Die Materialität der Literatur wird vielfach gerade dort sichtbar, wo im eigentlichen Sinn nicht von ihr die Rede ist. Diese Eigenheit der Literatur zeigte eindrücklich der Vortrag “Proust und die Farben in der Materialität der Schrift“den Prof. Dr. Hendrik Birus am 21. Oktober 2014 im Rahmen eines von Prof. Dr. Vittoria Borsò organisierten Workshops gehalten hat. Die Veranstaltung war aber nicht nur in thematischer Hinsicht ein Gewinn. Vielmehr profitierten wir auch in einem offenen Gespräch mit Hendrik Birus über das akademische Leben von seiner langjährigen Erfahrung.

 

Prousts sparsamer Farbgebrauch

Anders als die Literatur der décadence, für die eine detailreiche und materialverliebte Farbgebung geradezu charakteristisch ist, koloriert Proust seine Texte – trotz zeitlicher wie ästhetischer Nähe zum Fin de siècle – mit Zurückhaltung. In der Recherche hält sich Proust mehrheitlich an die Farben blau, grün, gelb, orange, rot, rosa und violett. Zuweilen benutzt er spezifische Farbtöne wie golden, silbern oder mauve. Auch die Malerei erhält eine andere Funktion in Prousts Prosa, als sie in Werken von Joris-Karl Huysmans und Oscar Wilde besaß. An der Malerei, der Farbkunst schlechthin, interessieren z.B. den Erzähler der Recherche mehr als die Farb- und Lichtästhetik die physiognomischen und gestischen Analogien zwischen den Romanfiguren und den Porträts.
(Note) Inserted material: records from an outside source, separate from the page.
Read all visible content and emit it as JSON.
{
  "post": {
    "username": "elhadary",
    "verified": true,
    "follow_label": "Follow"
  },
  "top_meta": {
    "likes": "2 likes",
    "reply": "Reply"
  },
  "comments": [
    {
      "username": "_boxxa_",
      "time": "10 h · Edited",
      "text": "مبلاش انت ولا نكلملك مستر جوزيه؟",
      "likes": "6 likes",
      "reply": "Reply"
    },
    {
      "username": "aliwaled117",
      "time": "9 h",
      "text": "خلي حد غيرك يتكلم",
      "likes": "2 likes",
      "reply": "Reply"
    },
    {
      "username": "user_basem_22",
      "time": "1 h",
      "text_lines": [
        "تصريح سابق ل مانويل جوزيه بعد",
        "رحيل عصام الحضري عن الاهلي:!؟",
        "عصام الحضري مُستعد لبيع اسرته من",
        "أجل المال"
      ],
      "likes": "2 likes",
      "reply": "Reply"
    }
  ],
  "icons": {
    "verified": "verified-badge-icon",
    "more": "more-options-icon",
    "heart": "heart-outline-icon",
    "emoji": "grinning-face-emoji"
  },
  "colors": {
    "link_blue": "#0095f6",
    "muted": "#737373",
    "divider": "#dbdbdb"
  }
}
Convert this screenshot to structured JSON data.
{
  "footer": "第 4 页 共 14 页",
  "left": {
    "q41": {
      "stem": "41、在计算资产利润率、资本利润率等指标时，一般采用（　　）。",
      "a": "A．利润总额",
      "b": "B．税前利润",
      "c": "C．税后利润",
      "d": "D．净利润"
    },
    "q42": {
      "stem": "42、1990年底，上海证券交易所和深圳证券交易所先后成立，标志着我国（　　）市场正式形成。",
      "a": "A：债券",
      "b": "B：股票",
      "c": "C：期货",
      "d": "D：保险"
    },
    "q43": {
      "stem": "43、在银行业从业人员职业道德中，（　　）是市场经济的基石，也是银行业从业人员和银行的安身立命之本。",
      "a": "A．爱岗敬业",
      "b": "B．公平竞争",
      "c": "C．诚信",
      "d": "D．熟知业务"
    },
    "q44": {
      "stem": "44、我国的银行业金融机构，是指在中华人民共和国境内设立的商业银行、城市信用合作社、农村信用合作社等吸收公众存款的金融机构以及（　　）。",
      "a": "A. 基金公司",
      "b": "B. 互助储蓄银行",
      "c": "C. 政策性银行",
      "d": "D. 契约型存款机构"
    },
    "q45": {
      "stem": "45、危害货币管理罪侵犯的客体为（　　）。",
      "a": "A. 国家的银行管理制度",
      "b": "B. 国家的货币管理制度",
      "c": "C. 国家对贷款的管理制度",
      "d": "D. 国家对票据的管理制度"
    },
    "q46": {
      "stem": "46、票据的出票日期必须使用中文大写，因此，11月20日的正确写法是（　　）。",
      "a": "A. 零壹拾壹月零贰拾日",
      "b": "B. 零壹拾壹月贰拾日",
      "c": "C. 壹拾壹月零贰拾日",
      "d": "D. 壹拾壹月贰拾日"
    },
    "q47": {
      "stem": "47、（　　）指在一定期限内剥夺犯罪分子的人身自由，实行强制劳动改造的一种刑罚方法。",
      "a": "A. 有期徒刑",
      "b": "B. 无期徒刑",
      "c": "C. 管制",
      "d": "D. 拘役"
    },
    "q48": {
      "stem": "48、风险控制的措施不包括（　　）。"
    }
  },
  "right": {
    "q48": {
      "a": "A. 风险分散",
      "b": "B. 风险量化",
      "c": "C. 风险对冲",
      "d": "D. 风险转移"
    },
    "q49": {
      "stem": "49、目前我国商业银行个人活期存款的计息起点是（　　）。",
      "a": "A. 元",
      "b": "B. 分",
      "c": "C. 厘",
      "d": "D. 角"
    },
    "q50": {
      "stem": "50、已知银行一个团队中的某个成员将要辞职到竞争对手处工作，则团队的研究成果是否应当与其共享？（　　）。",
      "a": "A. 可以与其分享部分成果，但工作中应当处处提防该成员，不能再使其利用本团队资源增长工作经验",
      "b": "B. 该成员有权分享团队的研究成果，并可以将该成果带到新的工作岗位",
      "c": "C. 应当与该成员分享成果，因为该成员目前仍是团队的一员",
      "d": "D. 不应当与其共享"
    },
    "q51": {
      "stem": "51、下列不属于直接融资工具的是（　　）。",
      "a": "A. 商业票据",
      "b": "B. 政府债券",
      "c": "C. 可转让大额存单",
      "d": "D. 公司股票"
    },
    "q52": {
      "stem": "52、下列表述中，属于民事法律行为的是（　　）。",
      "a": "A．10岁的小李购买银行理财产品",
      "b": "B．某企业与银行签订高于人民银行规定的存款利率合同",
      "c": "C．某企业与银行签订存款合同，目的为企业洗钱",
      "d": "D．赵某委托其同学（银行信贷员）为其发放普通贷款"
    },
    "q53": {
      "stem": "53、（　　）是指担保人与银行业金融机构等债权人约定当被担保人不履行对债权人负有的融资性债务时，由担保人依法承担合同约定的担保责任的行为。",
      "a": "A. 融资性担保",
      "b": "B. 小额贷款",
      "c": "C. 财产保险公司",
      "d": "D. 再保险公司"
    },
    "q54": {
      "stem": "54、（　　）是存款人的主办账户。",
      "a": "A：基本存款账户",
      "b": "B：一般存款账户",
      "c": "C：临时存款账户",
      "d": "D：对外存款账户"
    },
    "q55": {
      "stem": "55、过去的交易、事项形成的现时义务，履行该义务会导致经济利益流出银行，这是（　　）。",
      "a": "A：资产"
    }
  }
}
So weit die erste Bestandsaufnahme, die Birus mit stupender Werkkenntnis machte.

Proust verwahrt sich, so Birus weiter, sehr bewusst gegenüber der realistischen, ja materialistischen Ekphrasis der décadence. Der Grund für seine ablehnende Haltung gegenüber einer ›malerischen‹ Prosa sind die Materialien der Künste und ihre Wahrnehmung durch den Rezipienten, die Proust für grundverschieden hält: Es sei irrig zu glauben, “que l’homme serait plus heureux, capable d’une poésie plus haute, si ses yeux étaient susceptibles de voir plus de couleurs […].”[1] Trotz Prousts kritischer Haltung wäre es falsch anzunehmen, dass seine Texte ‘farblos’ seien. Im Gegenteil, die Farben besitzen bei Proust narrativen und dichtungstheoretischen Bedeutung.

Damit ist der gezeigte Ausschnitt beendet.